From Aberystwyth to Winchester, consumers everywhere are experiencing the pinch of shrinkflation. Businesses may be shrinking the size or number of products, but they’re not reducing prices. The price of raw materials and production continues to go up. Faced with the prospect of raising prices, many brands are opting instead to reduce their size. This is a trend you can see in everything from soap to bagels, costing shoppers more without their knowledge every time they check out.
For Frazer, a routine but picky consumer, the switch was only recently brought to his attention. Even his favorite bars of Simple soap have gone from 125 grams to 100 grams! He’s definitely not the only one noticing these changes. In a recent investigation by Guardian Money, we found that bagels have mysteriously shrunk in weight from an average of 90 grams down to 85 grams. This shift has left many consumers questioning how they can ensure they are getting value for their money amidst rising prices and reduced product sizes.
Shrinkflation is not just a fad affecting a handful of products. Several other brands, like Cafédirect and Yeo Valley, have made equivalent moves despite pointing to soaring production costs as a justification. Reducing sizes but lowering prices At Cafédirect they’ve tried to make it less painful for consumers by not only reducing size, but reducing price too.
Understanding Shrinkflation
Shrinkflation, in particular, has had Americans up in arms for many years. During 2012-2017, data showed at least 2,529 products that reduced their servings per container. Mark Jones, a partner at Gordons LLP, adds that shrinkflation isn’t a new phenomenon. Now, it’s receiving higher profile treatment as inflation gets quickly out of control.

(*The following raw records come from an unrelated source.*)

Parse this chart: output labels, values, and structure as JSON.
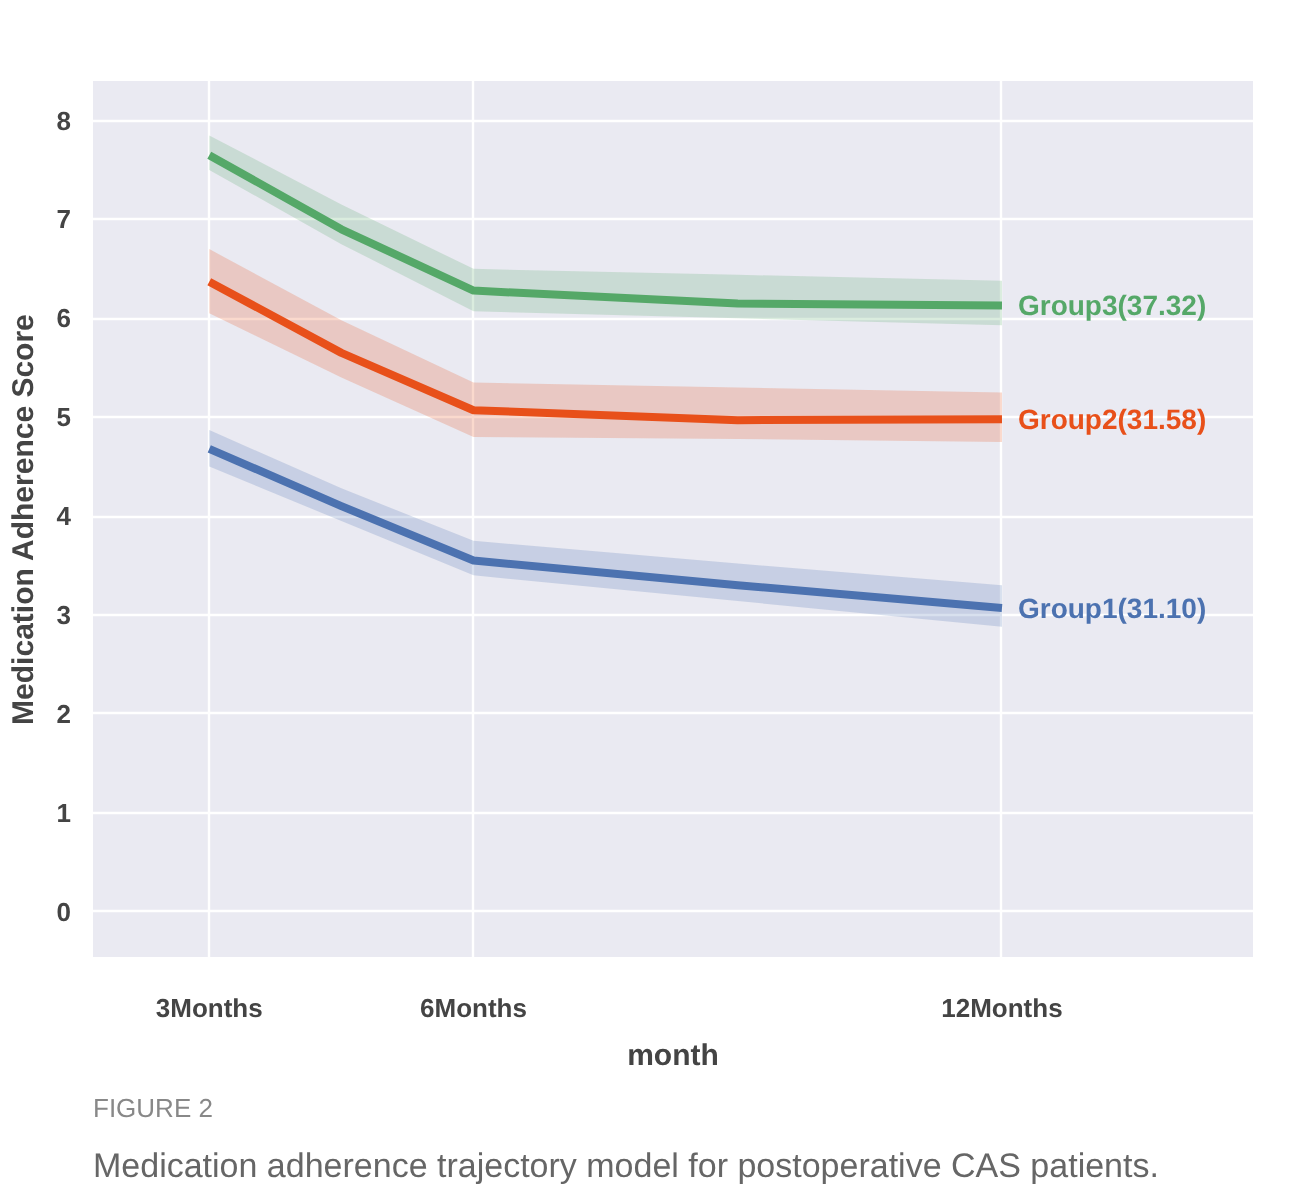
{
  "chart_data": {
    "type": "line",
    "xlabel": "month",
    "ylabel": "Medication Adherence Score",
    "x": [
      3,
      4.5,
      6,
      9,
      12
    ],
    "xlim": [
      1.68,
      14.85
    ],
    "ylim": [
      -0.46,
      8.4
    ],
    "xticks": [
      {
        "value": 3,
        "label": "3Months"
      },
      {
        "value": 6,
        "label": "6Months"
      },
      {
        "value": 12,
        "label": "12Months"
      }
    ],
    "yticks": [
      0,
      1,
      2,
      3,
      4,
      5,
      6,
      7,
      8
    ],
    "grid": true,
    "line_style": "solid",
    "series": [
      {
        "name": "Group3(37.32)",
        "color": "#55a868",
        "values": [
          7.65,
          6.9,
          6.28,
          6.15,
          6.13
        ],
        "lower": [
          7.5,
          6.75,
          6.07,
          6.0,
          5.93
        ],
        "upper": [
          7.85,
          7.15,
          6.5,
          6.44,
          6.38
        ]
      },
      {
        "name": "Group2(31.58)",
        "color": "#e8501a",
        "values": [
          6.37,
          5.65,
          5.07,
          4.97,
          4.98
        ],
        "lower": [
          6.05,
          5.4,
          4.8,
          4.78,
          4.75
        ],
        "upper": [
          6.7,
          5.98,
          5.35,
          5.3,
          5.25
        ]
      },
      {
        "name": "Group1(31.10)",
        "color": "#4c72b0",
        "values": [
          4.68,
          4.1,
          3.55,
          3.3,
          3.07
        ],
        "lower": [
          4.5,
          3.95,
          3.4,
          3.14,
          2.88
        ],
        "upper": [
          4.87,
          4.28,
          3.75,
          3.52,
          3.3
        ]
      }
    ],
    "annotations": [
      "FIGURE 2",
      "Medication adherence trajectory model for postoperative CAS patients."
    ]
  }
}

New research shows shrinkflation has reached beyond typical products. Pet food packaging has experienced considerable reductions too, with brands many of us recognize now offered in smaller packages than they once were. As an example, we were able to reduce our dog catering pack sizes from 15kg down to 12kg. That’s just one recent example of how companies are changing their product mix to cope with higher input costs.

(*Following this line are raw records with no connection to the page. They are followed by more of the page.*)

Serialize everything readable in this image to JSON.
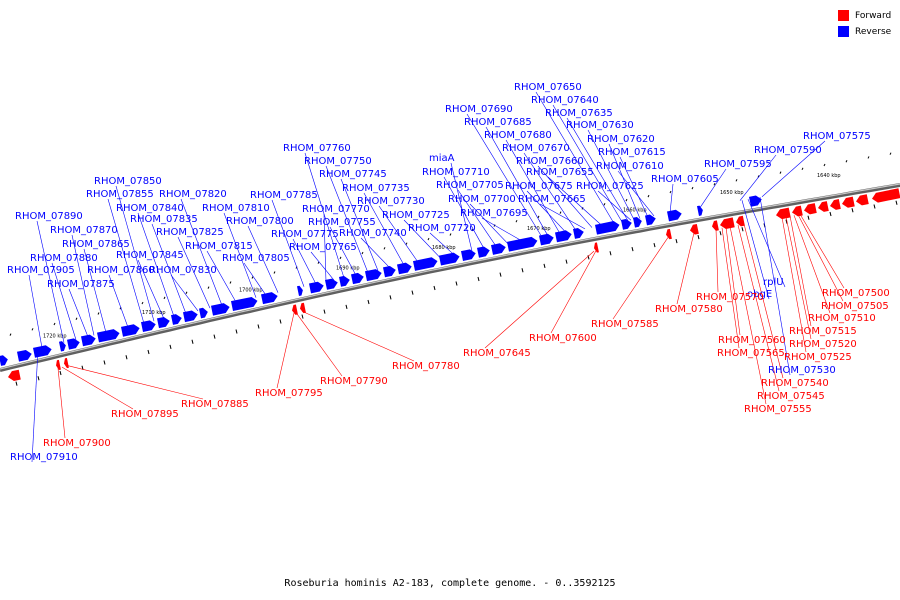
{
  "colors": {
    "forward": "#ff0000",
    "reverse": "#0000ff",
    "backbone": "#808080"
  },
  "legend": [
    {
      "label": "Forward",
      "color": "#ff0000"
    },
    {
      "label": "Reverse",
      "color": "#0000ff"
    }
  ],
  "caption": "Roseburia hominis A2-183, complete genome. - 0..3592125",
  "scale_ticks": [
    "1640 kbp",
    "1650 kbp",
    "1660 kbp",
    "1670 kbp",
    "1680 kbp",
    "1690 kbp",
    "1700 kbp",
    "1710 kbp",
    "1720 kbp"
  ],
  "reverse_labels": [
    "RHOM_07575",
    "RHOM_07590",
    "RHOM_07595",
    "RHOM_07605",
    "RHOM_07610",
    "RHOM_07615",
    "RHOM_07620",
    "RHOM_07625",
    "RHOM_07630",
    "RHOM_07635",
    "RHOM_07640",
    "RHOM_07650",
    "RHOM_07655",
    "RHOM_07660",
    "RHOM_07665",
    "RHOM_07670",
    "RHOM_07675",
    "RHOM_07680",
    "RHOM_07685",
    "RHOM_07690",
    "RHOM_07695",
    "RHOM_07700",
    "RHOM_07705",
    "RHOM_07710",
    "miaA",
    "RHOM_07720",
    "RHOM_07725",
    "RHOM_07730",
    "RHOM_07735",
    "RHOM_07740",
    "RHOM_07745",
    "RHOM_07750",
    "RHOM_07755",
    "RHOM_07760",
    "RHOM_07765",
    "RHOM_07770",
    "RHOM_07775",
    "RHOM_07785",
    "RHOM_07800",
    "RHOM_07805",
    "RHOM_07810",
    "RHOM_07815",
    "RHOM_07820",
    "RHOM_07825",
    "RHOM_07830",
    "RHOM_07835",
    "RHOM_07840",
    "RHOM_07845",
    "RHOM_07850",
    "RHOM_07855",
    "RHOM_07860",
    "RHOM_07865",
    "RHOM_07870",
    "RHOM_07875",
    "RHOM_07880",
    "RHOM_07890",
    "RHOM_07905",
    "RHOM_07910",
    "rplU",
    "obgE",
    "RHOM_07530"
  ],
  "forward_labels": [
    "RHOM_07500",
    "RHOM_07505",
    "RHOM_07510",
    "RHOM_07515",
    "RHOM_07520",
    "RHOM_07525",
    "RHOM_07540",
    "RHOM_07545",
    "RHOM_07555",
    "RHOM_07560",
    "RHOM_07565",
    "RHOM_07570",
    "RHOM_07580",
    "RHOM_07585",
    "RHOM_07600",
    "RHOM_07645",
    "RHOM_07780",
    "RHOM_07790",
    "RHOM_07795",
    "RHOM_07885",
    "RHOM_07895",
    "RHOM_07900"
  ]
}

Awareness is critical Alex Lawrence, senior strategic insight director at Circana, stresses the need for consumer awareness. She agrees with his recommendations that shoppers can shop their way into not being disadvantaged by comparing unit prices and product ingredients. He adds that the is a difficult trend to see. That means you need to read ingredient labels very carefully, or at all, on the products you purchase.
“While we have not had updated shrinkflation data from the ONS since 2017, the trend has continued, with bread and cereals, personal care, meat and confectionery being the areas where the practice is most prevalent.” – Alex Lawrence
The Impact on Brands and Consumers
So, what have successful brands done to balance the sting of increasing costs with customer retention and loyalty? An Arla spokesperson said that they did adapt their recipes to make them better. These changes primarily target reducing fat while still making sure chicken tastes delectable. This tactic lets them return savings to consumers while maintaining strict product quality.

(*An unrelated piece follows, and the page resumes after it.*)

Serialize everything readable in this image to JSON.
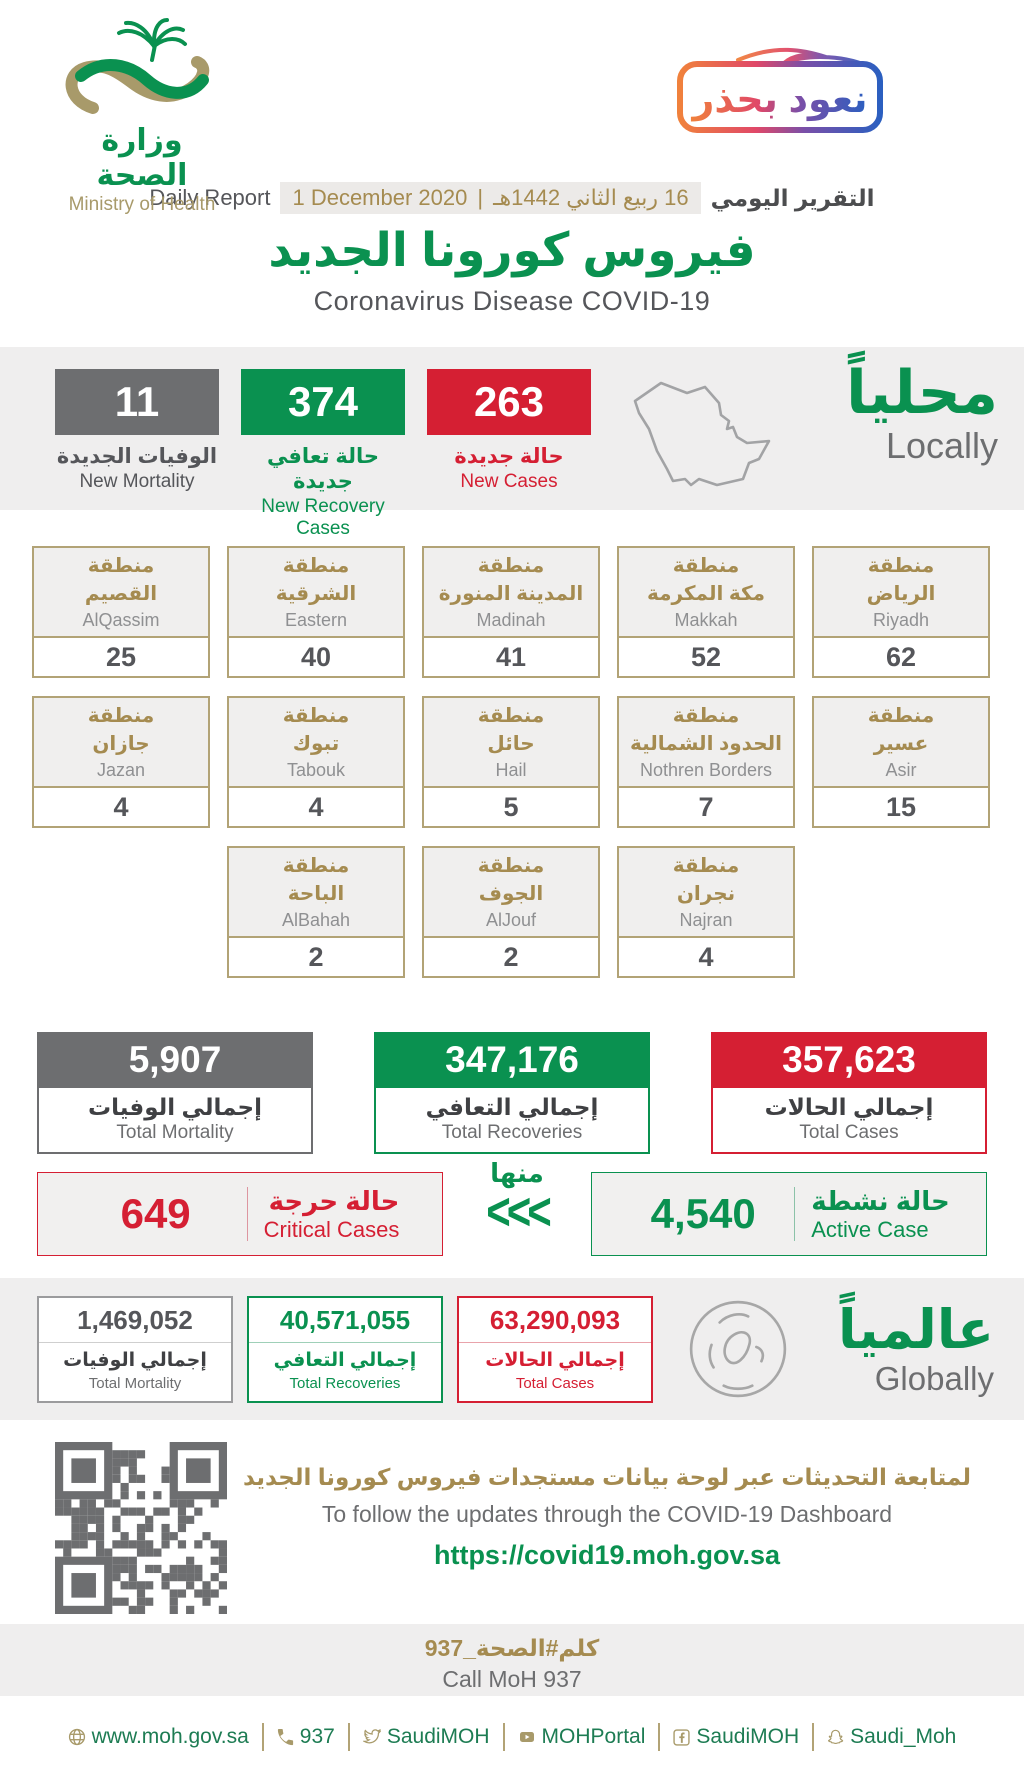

Companies like Frito Lay and Campbell’s have gotten press for their efforts to shrink package sizes while keeping retail prices flat. Co-op has worked to offset costs by reducing the weight of its ground coffee to keep retail pricing steady. In a statement, a spokesperson said the carrier was able to save customers more in the long run even as they faced increasing costs themselves. They were vocal about wanting to see more discounts that are exclusive to members, too.
“We’ve managed to maintain the retail price and not pass this cost increase on to customers, and in fact, Co-op members benefit from an additional 30p member-only price reduction.” – Co-op spokesperson
Just like Harringtons, they are realistic about the effects of rampant inflation. They’ve tried to do everything in their power to absorb costs while still being sustainable for their business,” a spokesperson explained.
“We have done our utmost to absorb costs in the face of spiralling inflation, and ultimately had to consider how to continue delivering this, while maintaining a sustainable business.” – Harringtons spokesperson
Regulatory Changes and Consumer Awareness
The French government is taking a strong stand against shrinkflation. To address this growing concern, they’ve issued new regulations requiring manufacturers to honestly and clearly disclose any size reductions to consumers. Internationally, it would set a powerful precedent that might encourage companies in other countries, including the UK, to do the same.
In response to these actions, some retailers have recently started putting up shelf tags, advising shoppers when shrinkflation is in effect. To avoid falling into this pit of confusion and secrecy, Carrefour has already rolled out this strategy to 26 products from industry giants like Coca-Cola and Danone.
With the growing trend of shrinking products, it’s more important than ever that consumers pay attention to product sizes and prices. Alex Lawrence recommends that shoppers look for and compare unit prices closely and pay attention to changes in packaging.
“It’s well documented that there is an unprecedented rise in costs and inflation across the food and farming system. In order to protect our customers as much as possible from this cost rise, 12 months ago we reduced the weight on a limited number of our yoghurt products.” – A spokesperson
The situation points to a larger problem when it comes to how consumers engage with automakers. Most shoppers wouldn’t notice shrinkflation unless they look closely at the finer points on the packaging. Consumers sometimes miss that part about reducing overall weight. Consumers only pay attention when they find out that they’re getting a smaller product and still paying the same amount.